I’m not sure if you’re still identifying bugs or not, but there is a spectacular looking caterpillar that arrived on my balcony a few days ago, and I’d like to know more about it. If it helps in the identification, I live just outside Atlanta, Georgia. Normally my cat eats the bugs on the balcony (mainly roaches…thanks, kitty), but both times kitty put her paw to the back of this caterpillar, it reared up. For some reason, that made kitty leave it alone. I wondered if maybe the spines were irritating or her paw (because surely she wasn’t threatened by that). Also, I’m wondering whether I should perhaps move the caterpillar back down to where the leaves and plants are.

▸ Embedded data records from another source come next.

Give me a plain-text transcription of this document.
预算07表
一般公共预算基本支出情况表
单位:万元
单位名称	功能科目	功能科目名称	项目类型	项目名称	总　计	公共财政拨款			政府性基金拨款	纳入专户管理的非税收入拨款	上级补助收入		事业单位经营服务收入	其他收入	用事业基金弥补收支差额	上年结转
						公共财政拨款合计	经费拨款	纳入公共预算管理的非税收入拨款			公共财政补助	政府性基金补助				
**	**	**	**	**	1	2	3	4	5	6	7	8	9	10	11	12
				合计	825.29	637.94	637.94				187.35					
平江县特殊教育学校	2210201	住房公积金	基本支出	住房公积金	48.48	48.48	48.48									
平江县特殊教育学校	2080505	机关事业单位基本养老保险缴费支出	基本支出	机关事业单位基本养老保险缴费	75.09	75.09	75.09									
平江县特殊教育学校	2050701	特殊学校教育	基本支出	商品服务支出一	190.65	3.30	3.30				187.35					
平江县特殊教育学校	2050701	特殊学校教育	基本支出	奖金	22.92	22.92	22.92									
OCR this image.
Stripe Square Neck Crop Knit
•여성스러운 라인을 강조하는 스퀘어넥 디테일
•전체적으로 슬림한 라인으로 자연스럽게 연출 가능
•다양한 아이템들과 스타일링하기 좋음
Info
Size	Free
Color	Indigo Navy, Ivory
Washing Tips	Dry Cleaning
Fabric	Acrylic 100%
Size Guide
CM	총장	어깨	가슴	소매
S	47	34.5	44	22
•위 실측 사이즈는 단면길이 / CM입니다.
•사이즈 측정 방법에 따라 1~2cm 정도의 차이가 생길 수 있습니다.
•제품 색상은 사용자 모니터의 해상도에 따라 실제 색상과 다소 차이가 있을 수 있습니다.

I’m on the 3rd floor of an apartment building, and there is no caterpillar food on my balcony. Thanks for any information and advice you can offer,

Hi Krista,
This is an early instar of our featured Bug of the Month, The Hickory Horned Devil. The caterpillars molt four times before attaining their full size, the fifth instar right before pupation. Earlier instars are brown, not green. We believe this is the third instar as shown on BugGuide.